You're reinventing the square wheel.
lurk more in physics.
Owen Miller
You can't have a "smaller set" of infinity. Infinity can't be small, because it's infinity. You can only have a "well ordered set" of infinity. That's what aleph numbers are, well ordered sets of infinity. They're still the same size "infinite"
Jace Watson
Thing is, what we call life is not the same as others may call life on other planets.
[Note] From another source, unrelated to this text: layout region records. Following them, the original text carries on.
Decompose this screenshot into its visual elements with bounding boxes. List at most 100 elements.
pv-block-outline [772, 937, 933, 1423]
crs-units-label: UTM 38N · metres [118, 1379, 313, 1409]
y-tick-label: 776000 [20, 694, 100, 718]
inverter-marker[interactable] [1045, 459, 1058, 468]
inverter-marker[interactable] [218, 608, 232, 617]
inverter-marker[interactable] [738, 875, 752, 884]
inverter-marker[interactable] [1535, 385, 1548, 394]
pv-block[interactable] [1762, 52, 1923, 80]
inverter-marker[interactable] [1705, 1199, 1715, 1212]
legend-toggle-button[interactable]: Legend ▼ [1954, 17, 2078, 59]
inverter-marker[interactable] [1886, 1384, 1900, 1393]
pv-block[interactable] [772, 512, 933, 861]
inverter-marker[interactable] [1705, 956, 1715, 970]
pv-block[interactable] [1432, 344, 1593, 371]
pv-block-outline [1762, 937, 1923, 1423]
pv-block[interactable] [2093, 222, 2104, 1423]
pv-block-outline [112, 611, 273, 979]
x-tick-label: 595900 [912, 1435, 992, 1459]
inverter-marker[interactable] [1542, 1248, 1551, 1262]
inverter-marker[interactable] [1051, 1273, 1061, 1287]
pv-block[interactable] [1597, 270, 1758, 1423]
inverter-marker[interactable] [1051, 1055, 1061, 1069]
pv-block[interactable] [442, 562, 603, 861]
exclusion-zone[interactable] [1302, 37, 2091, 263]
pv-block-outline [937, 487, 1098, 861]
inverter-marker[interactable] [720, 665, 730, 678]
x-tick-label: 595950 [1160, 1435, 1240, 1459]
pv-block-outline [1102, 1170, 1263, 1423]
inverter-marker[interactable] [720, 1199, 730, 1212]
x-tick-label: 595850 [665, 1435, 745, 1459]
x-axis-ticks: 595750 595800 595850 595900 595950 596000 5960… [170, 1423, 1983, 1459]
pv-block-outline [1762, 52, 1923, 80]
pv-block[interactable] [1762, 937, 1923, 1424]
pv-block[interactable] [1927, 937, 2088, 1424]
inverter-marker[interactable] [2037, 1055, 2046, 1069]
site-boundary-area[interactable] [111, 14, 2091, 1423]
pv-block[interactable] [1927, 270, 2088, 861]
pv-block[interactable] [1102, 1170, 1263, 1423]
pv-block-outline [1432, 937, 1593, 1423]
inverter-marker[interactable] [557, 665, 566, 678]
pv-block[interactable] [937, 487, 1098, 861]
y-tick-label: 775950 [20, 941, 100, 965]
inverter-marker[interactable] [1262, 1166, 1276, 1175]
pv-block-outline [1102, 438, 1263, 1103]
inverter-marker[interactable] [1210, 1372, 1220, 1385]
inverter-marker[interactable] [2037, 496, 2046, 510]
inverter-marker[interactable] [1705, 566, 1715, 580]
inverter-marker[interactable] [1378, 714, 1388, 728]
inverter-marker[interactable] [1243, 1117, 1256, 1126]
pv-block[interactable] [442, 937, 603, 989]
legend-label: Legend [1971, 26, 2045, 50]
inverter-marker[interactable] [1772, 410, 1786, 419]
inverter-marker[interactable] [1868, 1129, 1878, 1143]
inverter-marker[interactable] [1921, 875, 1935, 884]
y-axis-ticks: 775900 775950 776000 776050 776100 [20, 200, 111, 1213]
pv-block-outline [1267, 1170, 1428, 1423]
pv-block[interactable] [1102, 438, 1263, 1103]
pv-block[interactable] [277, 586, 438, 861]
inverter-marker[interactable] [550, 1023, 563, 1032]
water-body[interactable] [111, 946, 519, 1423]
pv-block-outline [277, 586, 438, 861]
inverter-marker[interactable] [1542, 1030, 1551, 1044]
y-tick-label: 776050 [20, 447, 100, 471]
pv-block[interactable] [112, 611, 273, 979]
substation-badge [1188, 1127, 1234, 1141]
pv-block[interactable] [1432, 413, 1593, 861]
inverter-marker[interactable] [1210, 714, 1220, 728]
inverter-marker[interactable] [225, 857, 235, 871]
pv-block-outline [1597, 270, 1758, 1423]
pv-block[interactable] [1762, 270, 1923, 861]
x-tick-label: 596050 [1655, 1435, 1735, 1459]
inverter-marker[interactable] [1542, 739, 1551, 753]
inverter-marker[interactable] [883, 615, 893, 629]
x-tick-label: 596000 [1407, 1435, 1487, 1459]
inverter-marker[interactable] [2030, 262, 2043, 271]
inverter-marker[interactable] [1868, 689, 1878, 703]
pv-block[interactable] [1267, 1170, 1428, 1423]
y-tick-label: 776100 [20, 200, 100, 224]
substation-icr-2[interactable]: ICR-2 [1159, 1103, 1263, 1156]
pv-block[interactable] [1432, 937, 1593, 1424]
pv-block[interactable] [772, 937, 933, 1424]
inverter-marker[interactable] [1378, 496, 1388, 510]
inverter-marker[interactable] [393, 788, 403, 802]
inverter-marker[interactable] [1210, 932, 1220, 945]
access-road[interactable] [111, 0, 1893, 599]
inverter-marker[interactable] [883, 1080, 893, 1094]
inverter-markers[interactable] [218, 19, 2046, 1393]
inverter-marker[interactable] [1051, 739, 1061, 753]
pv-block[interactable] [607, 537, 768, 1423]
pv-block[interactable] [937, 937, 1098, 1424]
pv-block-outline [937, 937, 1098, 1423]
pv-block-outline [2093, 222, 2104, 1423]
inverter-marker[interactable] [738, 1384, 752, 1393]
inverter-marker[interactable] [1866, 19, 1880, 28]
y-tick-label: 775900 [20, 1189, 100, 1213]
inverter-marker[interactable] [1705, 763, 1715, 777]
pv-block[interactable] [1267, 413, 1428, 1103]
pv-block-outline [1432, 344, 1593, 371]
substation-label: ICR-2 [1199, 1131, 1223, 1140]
We seek things that are specific to us, and define them relative to us. Our search for aliens is under the premise that life must necessarily be similar to ourselves, when really the entirety of chemistry is different on every planet (different minimum energies for any particular heat/gravity/pressure) and as such, we see such a slim chance of our life in the universe because we are only looking for one possibility out of potential infinity. The fact that we've found any other potentially habitable planets at all is surprising.
Julian Russell
i was trying to explain it at a childlike level and abstractions require simplifications. im not going to bother with teaching maths to an unknown audience.
Daniel Walker
>One planet out of 200 trillion has life on it
>The universe is fine tuned for life
"Hey guys, this mountain with a trillionth of an ounce of gold in it was fine tuned for gold mining"
Brayden Thomas
Following with what was said earlier, of course other universes could exist with any and all combinations of universal constants. It's even likely they already do, but we can't prove it with our current knowledge so it's entirely speculation. But those things don't 'exist' in our idea of universe, because we define matter, energy, and causality in a specific way in this universe, which only holds in this universe. Science is the study of our universe, and an attempt to predict everything we can using what we can know. To use our science on another universe is likely fruitless, just like trying to use math to prove religion. They are not compatible - in religions sense it's nonsensical to use math, and in a universe sense it's hoping for similarity where none must necessarily exist. Also, OP is a fag.
Jaxon Baker
Hah... Well, there are 3 billion planets with life in this galaxy out of 100 billion... so more like 1-3%.
Jace Morgan
Still only basing this on one confirmation.
Jaxson Wright
>I'm using this hypothetical math to support this other hypothetical math
Alexander Hall
This is why I believe in God Don't have to waste my time pondering nonsense like this
Jordan Gomez
This
Philosophy is what's for them don't gotta work for a living.